I prefer to trust my kids unless given reason not to. Until that moment, given report cards and other communication with the school, I had no reason not to trust Woody when he said he finished his work. But Woody had been lying to me. There were several days worth of writing not done. While I was upset, of course, that he hadn't completed this assigned work, I was far more upset about the lying.
A tough talk
When Woody arrived home from school, we had a talk. It was a tough one. As soon as I mentioned the journal and that I looked through it, he knew what the issue was. There were tears, there was sadness, there was deep realization on both our parts that this was not an issue that would be resolved overnight or even in a week. Trust about schoolwork had been broken and it would take time to build it again.
I know my son knows right from wrong. During our tough talk he was able to articulate that he knew it was wrong, but said what he did anyway. I talked a little listening to that internal voice, the part that says something is wrong. Even if he had not been caught, he still would have known what he did was wrong. And it can be hard to live with knowing you did something wrong. Woody tearfully agreed.
A developmental phase
The kind of lying that Woody was doing was not destructive or particular willful. He hadn't done the writing one day and, on a whim, said he had. It was more about testing limits, seeing what he could get away with than anything else. But that doesn't mean it's not serious - even though it's better to address the issue over something like this than over something more destructive.

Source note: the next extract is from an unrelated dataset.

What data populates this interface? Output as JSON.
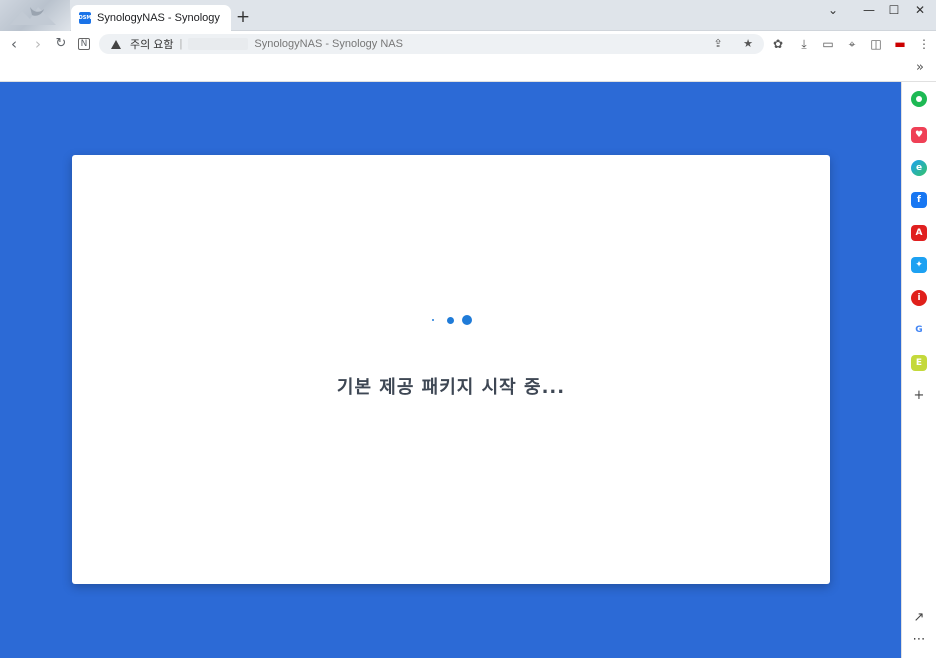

Alfs went through a similar experimentation phase when he was the same age. One of Alfs' jobs was to take the dog out to her area to take care of certain doggie business. One day I watched through the window as the dog did nothing, but as soon as Alfs walked into the house, he told me that the dog had peed.
My husband and I have talked about consequences for the lying since that discovery. Although a short term loss of privileges brings a certain immediateness to the situation, the real consequence for Woody will be the time it's going to take to rebuild our trust in regards to schoolwork.
While not my favorite developmental phase, I knew this was coming - at some point. Now that we are there, we can deal with it and move forward, and hopefully with trust.